Diky kemudian melanjutkan putusan PTUN yang memerintahkan sidang etik Dewas dianggap tidak tepat. Semestinya sudah sidang etik Ghufron dengan agenda putusan dapat tetap digelar pada Selasa (20/5). Sehingga kata dia semestinya tidak dapat mempengaruhi.
Oleh sebab itu, ICW tetap meminta agar Dewas tetap menggelar sidang etik putusan Nurul Ghufron yang menjatuhkan sanksi berat.
"Kami mendesak agar Dewan Pengawas tetap menyelenggarakan agenda pembacaan putusan atas sidang pelanggaran kode etik yang diduga dilakukan oleh Nurul Ghufron dan tidak ragu untuk menjatuhkan sanksi berat kepada yang bersangkutan. Adapun jenis hukuman berupa, 'diminta untuk mengajukan pengunduran diri sebagai pimpinan' sebagaimana diatur dalam Pasal 10 Ayat (3) Perdewas Nomor 3 Tahun 2021," tegasnya.
Sebagaimana diketahui, berdasarkan laman Sistem Informasi Penelusuran Perkara (SIPP) PTUN Jakarta, dengan nomor perkara 142/G/TF/2024/PTUN.JKT, dalam amar putusan selanya memerintahkan Dewas untuk menunda sementara sidang etik Ghufron.
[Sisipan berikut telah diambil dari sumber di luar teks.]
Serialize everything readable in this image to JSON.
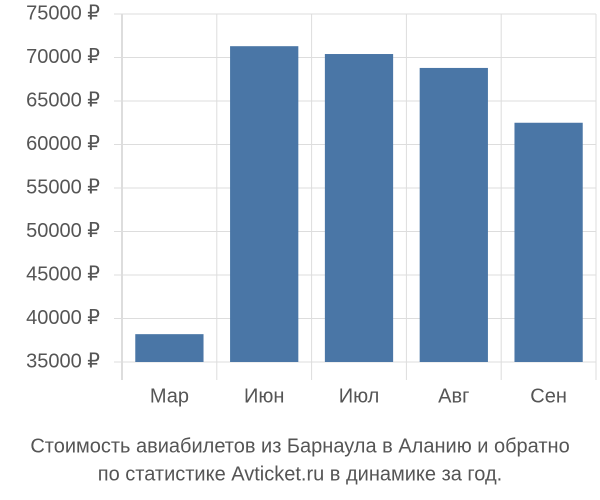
{
  "chart_data": {
    "type": "bar",
    "title": [
      "Стоимость авиабилетов из Барнаула в Аланию и обратно",
      "по статистике Avticket.ru в динамике за год."
    ],
    "categories": [
      "Мар",
      "Июн",
      "Июл",
      "Авг",
      "Сен"
    ],
    "values": [
      38200,
      71300,
      70400,
      68800,
      62500
    ],
    "color": "#4a76a6",
    "ylim": [
      35000,
      75000
    ],
    "yticks": [
      {
        "value": 35000,
        "label": "35000 ₽"
      },
      {
        "value": 40000,
        "label": "40000 ₽"
      },
      {
        "value": 45000,
        "label": "45000 ₽"
      },
      {
        "value": 50000,
        "label": "50000 ₽"
      },
      {
        "value": 55000,
        "label": "55000 ₽"
      },
      {
        "value": 60000,
        "label": "60000 ₽"
      },
      {
        "value": 65000,
        "label": "65000 ₽"
      },
      {
        "value": 70000,
        "label": "70000 ₽"
      },
      {
        "value": 75000,
        "label": "75000 ₽"
      }
    ],
    "grid": true
  }
}
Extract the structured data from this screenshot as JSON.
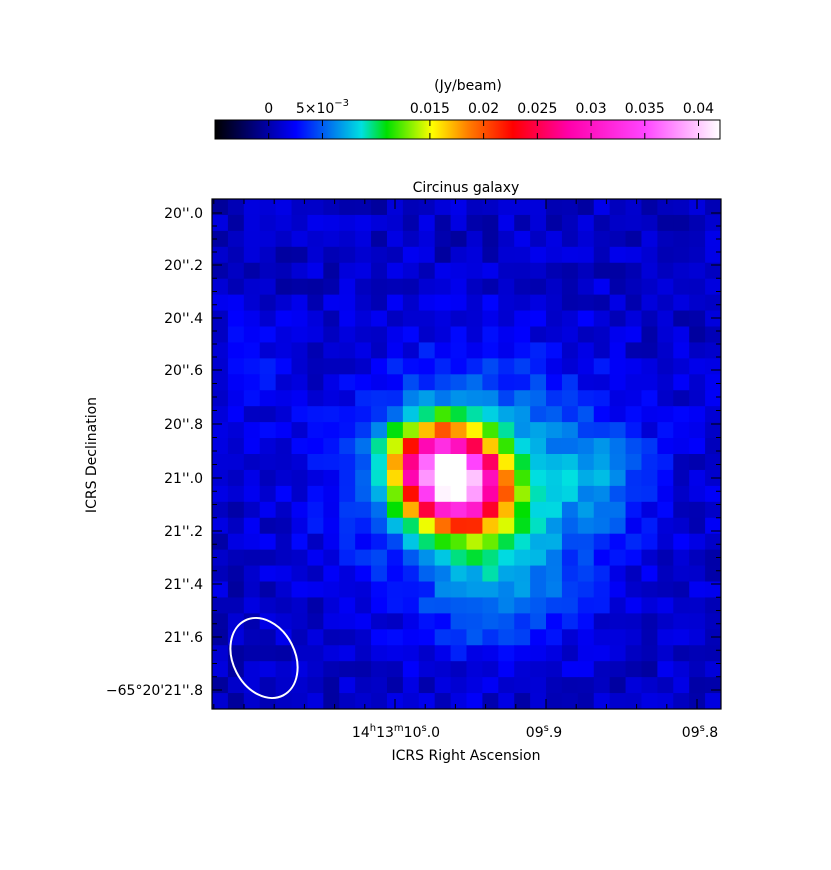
{
  "chart_data": {
    "type": "heatmap",
    "title": "Circinus galaxy",
    "xlabel": "ICRS Right Ascension",
    "ylabel": "ICRS Declination",
    "x_ticks": [
      {
        "h": "14",
        "m": "13",
        "s": "10",
        "frac": ".0"
      },
      {
        "h": "",
        "m": "",
        "s": "09",
        "frac": ".9"
      },
      {
        "h": "",
        "m": "",
        "s": "09",
        "frac": ".8"
      }
    ],
    "y_ticks": [
      {
        "prefix": "",
        "sec": "20",
        "frac": ".0"
      },
      {
        "prefix": "",
        "sec": "20",
        "frac": ".2"
      },
      {
        "prefix": "",
        "sec": "20",
        "frac": ".4"
      },
      {
        "prefix": "",
        "sec": "20",
        "frac": ".6"
      },
      {
        "prefix": "",
        "sec": "20",
        "frac": ".8"
      },
      {
        "prefix": "",
        "sec": "21",
        "frac": ".0"
      },
      {
        "prefix": "",
        "sec": "21",
        "frac": ".2"
      },
      {
        "prefix": "",
        "sec": "21",
        "frac": ".4"
      },
      {
        "prefix": "",
        "sec": "21",
        "frac": ".6"
      },
      {
        "prefix": "−65°20'",
        "sec": "21",
        "frac": ".8"
      }
    ],
    "y_tick_values": [
      20.0,
      20.2,
      20.4,
      20.6,
      20.8,
      21.0,
      21.2,
      21.4,
      21.6,
      21.8
    ],
    "x_tick_values": [
      0.0,
      0.1,
      0.2
    ],
    "colorbar": {
      "label": "(Jy/beam)",
      "range": [
        -0.005,
        0.042
      ],
      "ticks": [
        {
          "value": 0,
          "text": "0",
          "exp": ""
        },
        {
          "value": 0.005,
          "text": "5×10",
          "exp": "−3"
        },
        {
          "value": 0.015,
          "text": "0.015",
          "exp": ""
        },
        {
          "value": 0.02,
          "text": "0.02",
          "exp": ""
        },
        {
          "value": 0.025,
          "text": "0.025",
          "exp": ""
        },
        {
          "value": 0.03,
          "text": "0.03",
          "exp": ""
        },
        {
          "value": 0.035,
          "text": "0.035",
          "exp": ""
        },
        {
          "value": 0.04,
          "text": "0.04",
          "exp": ""
        }
      ]
    },
    "grid_cols": 32,
    "grid_rows": 32,
    "vmin": -0.005,
    "vmax": 0.042,
    "source": {
      "col": 14.5,
      "row": 17.0,
      "peak": 0.041
    },
    "beam": {
      "shape": "ellipse",
      "color": "#ffffff"
    }
  }
}
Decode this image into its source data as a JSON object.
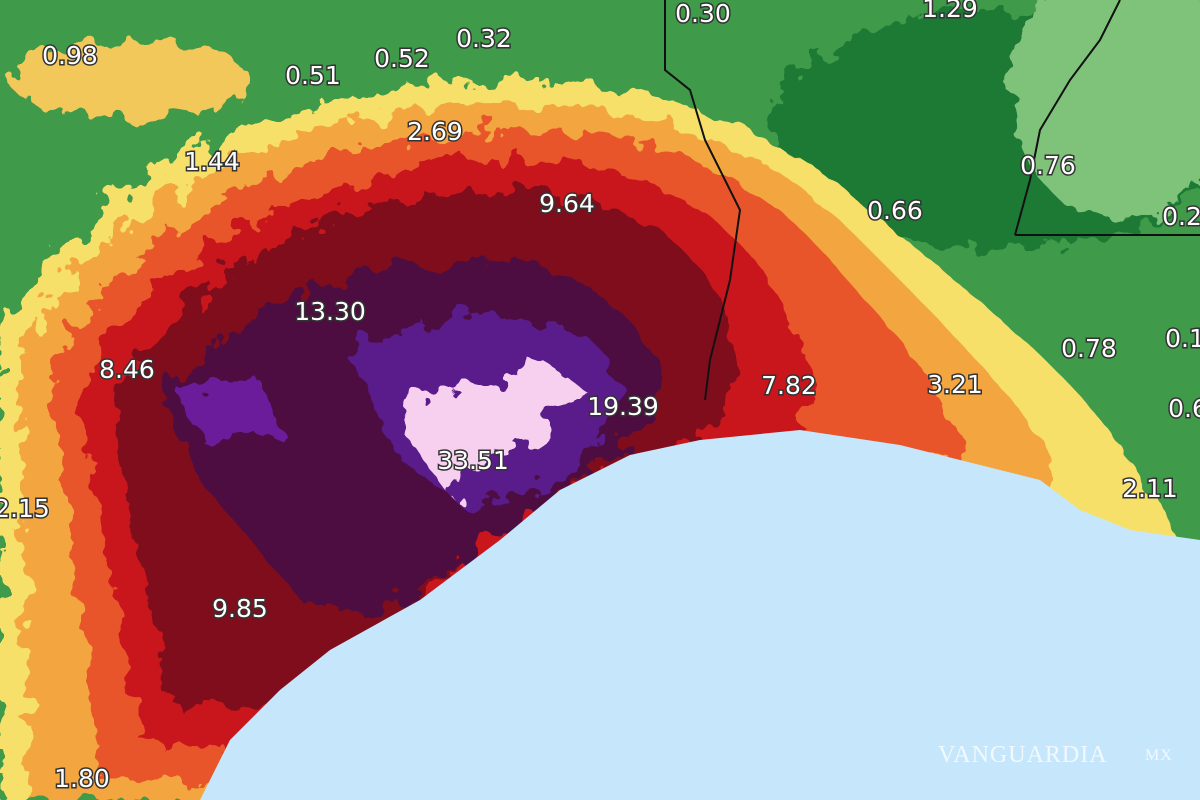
{
  "labels": [
    "0.98",
    "0.51",
    "0.52",
    "0.32",
    "0.30",
    "1.29",
    "2.69",
    "1.44",
    "0.76",
    "0.66",
    "0.2",
    "9.64",
    "13.30",
    "0.78",
    "0.1",
    "8.46",
    "7.82",
    "3.21",
    "19.39",
    "0.6",
    "33.51",
    "2.15",
    "2.11",
    "9.85",
    "1.80"
  ],
  "watermark": {
    "name": "VANGUARDIA",
    "suffix": "MX"
  }
}
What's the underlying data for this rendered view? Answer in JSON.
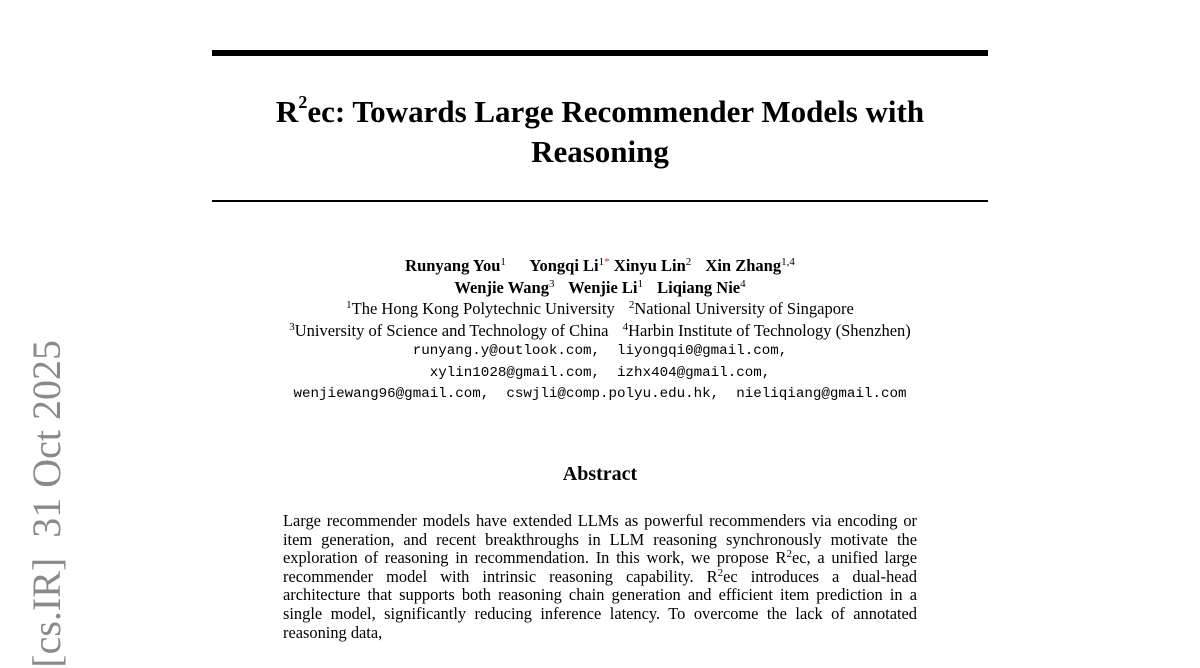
{
  "title": {
    "r": "R",
    "sup": "2",
    "line1_rest": "ec: Towards Large Recommender Models with",
    "line2": "Reasoning"
  },
  "authors": [
    {
      "name": "Runyang You",
      "aff": "1"
    },
    {
      "name": "Yongqi Li",
      "aff": "1",
      "mark": "*"
    },
    {
      "name": "Xinyu Lin",
      "aff": "2"
    },
    {
      "name": "Xin Zhang",
      "aff": "1,4"
    },
    {
      "name": "Wenjie Wang",
      "aff": "3"
    },
    {
      "name": "Wenjie Li",
      "aff": "1"
    },
    {
      "name": "Liqiang Nie",
      "aff": "4"
    }
  ],
  "affiliations": [
    {
      "num": "1",
      "name": "The Hong Kong Polytechnic University"
    },
    {
      "num": "2",
      "name": "National University of Singapore"
    },
    {
      "num": "3",
      "name": "University of Science and Technology of China"
    },
    {
      "num": "4",
      "name": "Harbin Institute of Technology (Shenzhen)"
    }
  ],
  "emails": [
    "runyang.y@outlook.com,  liyongqi0@gmail.com,",
    "xylin1028@gmail.com,  izhx404@gmail.com,",
    "wenjiewang96@gmail.com,  cswjli@comp.polyu.edu.hk,  nieliqiang@gmail.com"
  ],
  "abstract": {
    "heading": "Abstract",
    "p1": "Large recommender models have extended LLMs as powerful recommenders via encoding or item generation, and recent breakthroughs in LLM reasoning synchronously motivate the exploration of reasoning in recommendation. In this work, we propose R",
    "sup1": "2",
    "p2": "ec, a unified large recommender model with intrinsic reasoning capability. R",
    "sup2": "2",
    "p3": "ec introduces a dual-head architecture that supports both reasoning chain generation and efficient item prediction in a single model, significantly reducing inference latency. To overcome the lack of annotated reasoning data,"
  },
  "arxiv_stamp": "[cs.IR]  31 Oct 2025"
}
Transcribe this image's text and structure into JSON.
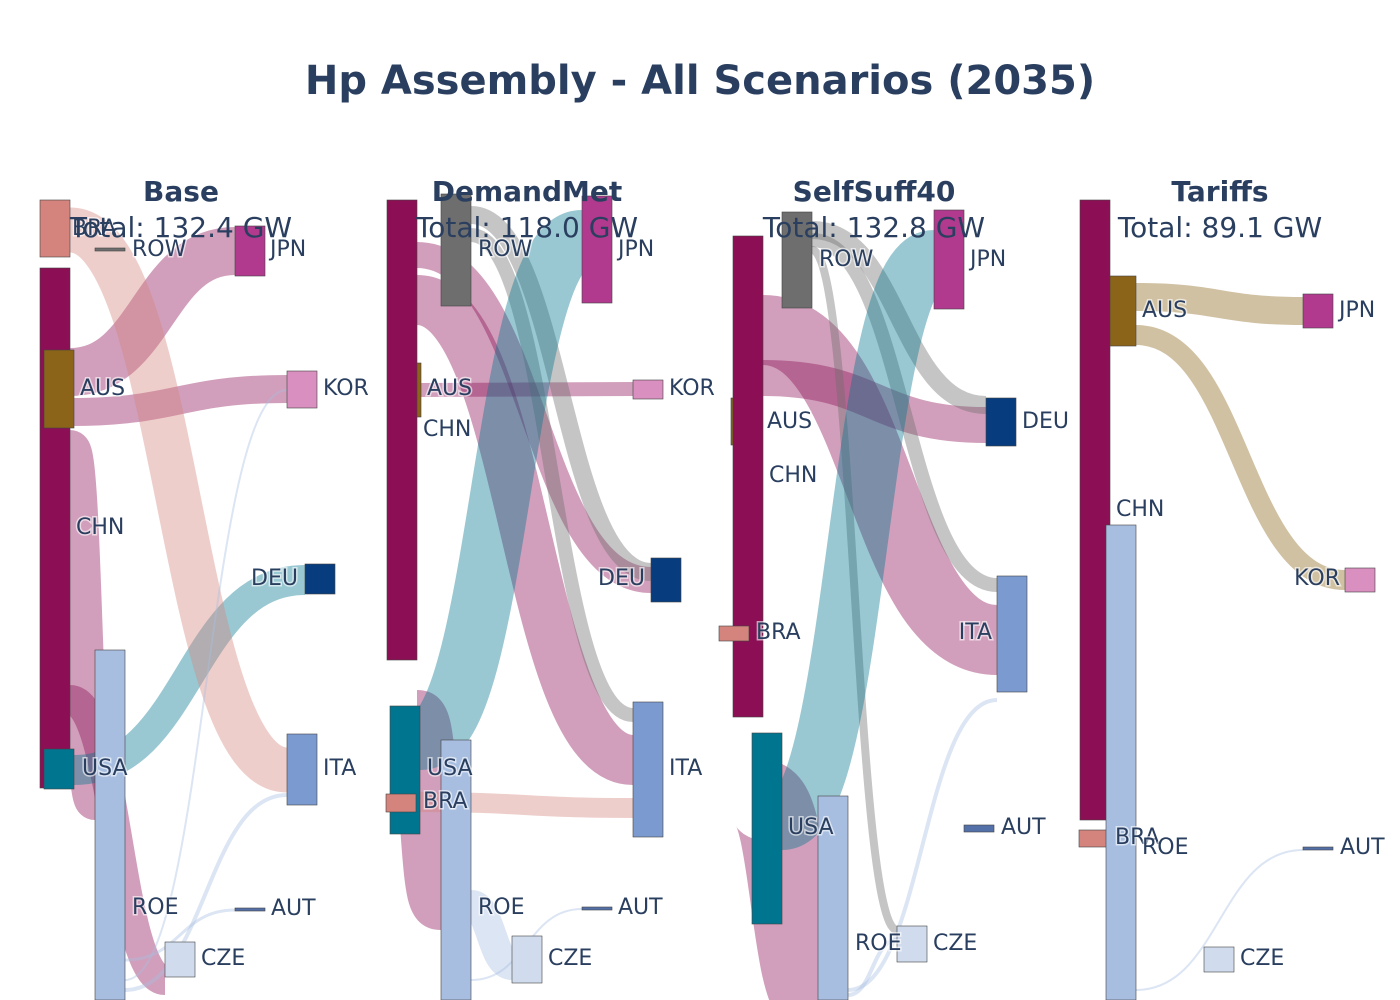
{
  "title": "Hp Assembly - All Scenarios (2035)",
  "chart_data": [
    {
      "type": "sankey",
      "panel": "Base",
      "total_label": "Total: 132.4 GW",
      "nodes": [
        {
          "id": "BRA",
          "side": "source",
          "color": "#d4847c"
        },
        {
          "id": "CHN",
          "side": "source",
          "color": "#8c0e54"
        },
        {
          "id": "AUS",
          "side": "source",
          "color": "#8b6419"
        },
        {
          "id": "USA",
          "side": "source",
          "color": "#00758f"
        },
        {
          "id": "ROE",
          "side": "mid",
          "color": "#a8bee0"
        },
        {
          "id": "ROW",
          "side": "mid",
          "color": "#6e6e6e"
        },
        {
          "id": "JPN",
          "side": "target",
          "color": "#b23a8e"
        },
        {
          "id": "KOR",
          "side": "target",
          "color": "#d98fbf"
        },
        {
          "id": "DEU",
          "side": "target",
          "color": "#073d7f"
        },
        {
          "id": "ITA",
          "side": "target",
          "color": "#7b9bd0"
        },
        {
          "id": "AUT",
          "side": "target",
          "color": "#5470a8"
        },
        {
          "id": "CZE",
          "side": "target",
          "color": "#d0dcee"
        }
      ],
      "links": [
        {
          "source": "CHN",
          "target": "JPN",
          "value": 11
        },
        {
          "source": "CHN",
          "target": "KOR",
          "value": 8
        },
        {
          "source": "CHN",
          "target": "ROE",
          "value": 60
        },
        {
          "source": "CHN",
          "target": "CZE",
          "value": 9
        },
        {
          "source": "USA",
          "target": "DEU",
          "value": 7
        },
        {
          "source": "BRA",
          "target": "ITA",
          "value": 13
        },
        {
          "source": "ROE",
          "target": "ITA",
          "value": 1
        },
        {
          "source": "ROE",
          "target": "AUT",
          "value": 0.5
        },
        {
          "source": "ROE",
          "target": "KOR",
          "value": 0.3
        }
      ]
    },
    {
      "type": "sankey",
      "panel": "DemandMet",
      "total_label": "Total: 118.0 GW",
      "nodes": [
        {
          "id": "ROW",
          "side": "mid",
          "color": "#6e6e6e"
        },
        {
          "id": "AUS",
          "side": "source",
          "color": "#8b6419"
        },
        {
          "id": "CHN",
          "side": "source",
          "color": "#8c0e54"
        },
        {
          "id": "USA",
          "side": "source",
          "color": "#00758f"
        },
        {
          "id": "BRA",
          "side": "source",
          "color": "#d4847c"
        },
        {
          "id": "ROE",
          "side": "mid",
          "color": "#a8bee0"
        },
        {
          "id": "JPN",
          "side": "target",
          "color": "#b23a8e"
        },
        {
          "id": "KOR",
          "side": "target",
          "color": "#d98fbf"
        },
        {
          "id": "DEU",
          "side": "target",
          "color": "#073d7f"
        },
        {
          "id": "ITA",
          "side": "target",
          "color": "#7b9bd0"
        },
        {
          "id": "AUT",
          "side": "target",
          "color": "#5470a8"
        },
        {
          "id": "CZE",
          "side": "target",
          "color": "#d0dcee"
        }
      ],
      "links": [
        {
          "source": "CHN",
          "target": "DEU",
          "value": 6
        },
        {
          "source": "CHN",
          "target": "ITA",
          "value": 20
        },
        {
          "source": "CHN",
          "target": "KOR",
          "value": 3
        },
        {
          "source": "CHN",
          "target": "ROE",
          "value": 15
        },
        {
          "source": "ROW",
          "target": "DEU",
          "value": 4
        },
        {
          "source": "ROW",
          "target": "ITA",
          "value": 3
        },
        {
          "source": "USA",
          "target": "JPN",
          "value": 14
        },
        {
          "source": "BRA",
          "target": "ITA",
          "value": 4
        },
        {
          "source": "ROE",
          "target": "CZE",
          "value": 6
        },
        {
          "source": "ROE",
          "target": "AUT",
          "value": 0.4
        }
      ]
    },
    {
      "type": "sankey",
      "panel": "SelfSuff40",
      "total_label": "Total: 132.8 GW",
      "nodes": [
        {
          "id": "ROW",
          "side": "mid",
          "color": "#6e6e6e"
        },
        {
          "id": "AUS",
          "side": "source",
          "color": "#8b6419"
        },
        {
          "id": "CHN",
          "side": "source",
          "color": "#8c0e54"
        },
        {
          "id": "BRA",
          "side": "source",
          "color": "#d4847c"
        },
        {
          "id": "USA",
          "side": "source",
          "color": "#00758f"
        },
        {
          "id": "ROE",
          "side": "mid",
          "color": "#a8bee0"
        },
        {
          "id": "JPN",
          "side": "target",
          "color": "#b23a8e"
        },
        {
          "id": "DEU",
          "side": "target",
          "color": "#073d7f"
        },
        {
          "id": "ITA",
          "side": "target",
          "color": "#7b9bd0"
        },
        {
          "id": "AUT",
          "side": "target",
          "color": "#5470a8"
        },
        {
          "id": "CZE",
          "side": "target",
          "color": "#d0dcee"
        }
      ],
      "links": [
        {
          "source": "CHN",
          "target": "DEU",
          "value": 6
        },
        {
          "source": "CHN",
          "target": "ITA",
          "value": 17
        },
        {
          "source": "CHN",
          "target": "ROE",
          "value": 18
        },
        {
          "source": "ROW",
          "target": "DEU",
          "value": 3
        },
        {
          "source": "ROW",
          "target": "ITA",
          "value": 2
        },
        {
          "source": "ROW",
          "target": "CZE",
          "value": 1
        },
        {
          "source": "USA",
          "target": "JPN",
          "value": 14
        },
        {
          "source": "ROE",
          "target": "ITA",
          "value": 0.5
        },
        {
          "source": "ROE",
          "target": "CZE",
          "value": 0.5
        }
      ]
    },
    {
      "type": "sankey",
      "panel": "Tariffs",
      "total_label": "Total: 89.1 GW",
      "nodes": [
        {
          "id": "AUS",
          "side": "source",
          "color": "#8b6419"
        },
        {
          "id": "CHN",
          "side": "source",
          "color": "#8c0e54"
        },
        {
          "id": "BRA",
          "side": "source",
          "color": "#d4847c"
        },
        {
          "id": "ROE",
          "side": "mid",
          "color": "#a8bee0"
        },
        {
          "id": "JPN",
          "side": "target",
          "color": "#b23a8e"
        },
        {
          "id": "KOR",
          "side": "target",
          "color": "#d98fbf"
        },
        {
          "id": "AUT",
          "side": "target",
          "color": "#5470a8"
        },
        {
          "id": "CZE",
          "side": "target",
          "color": "#d0dcee"
        }
      ],
      "links": [
        {
          "source": "AUS",
          "target": "JPN",
          "value": 6
        },
        {
          "source": "AUS",
          "target": "KOR",
          "value": 4
        },
        {
          "source": "ROE",
          "target": "AUT",
          "value": 0.3
        }
      ]
    }
  ]
}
"Memerintahkan Tergugat untuk Menunda Tindakan Pemeriksaan atas Dugaan Pelanggaran Etik Atas Nama terlapor Nurul Ghufron sebagaimana Surat Undangan Pemeriksaan Klarifikasi Nomor: R-009/DEWAS/ETIK/SUK/02/2024 tertanggal 21 Februari 2024," tulis laman SIPP yang dikutip, Senin (20/5).
Perintah itu ditetapkan majelis hakim PTUN untuk selanjutnya memerintahkan panitera PTUN melanjutkan surat keputusan itu.
"Memerintahkan Panitera Pengadilan Tata Usaha Negara Jakarta untuk menyampaikan salinan Penetapan ini kepada pihak-pihak yang berkaitan ; Menangguhkan biaya yang timbul akibat Penetapan ini diperhitungkan dalam Putusan akhir," lanjut keterangan putusan sela itu.
Dalam gugatan yang diajukan oleh Ghufron, menyebut kalau dugaan pelanggaran etik dirinya ke Dewas dianggap telah kedaluwarsa. Sebab peristiwa Ghufron yang membantu mutasi ASN kenalannya dari pusat ke daerah terjadi pada 15 Maret 2022. Sehingga dianggap tidak sah dan batal demi hukum.
Oleh karenanya, Ghufron melalui hakim PTUN menghentikan pemeriksaan dan atau peristiwa lalu menerima laporannya yang telah dimasukkan pada 28 Februari 2024.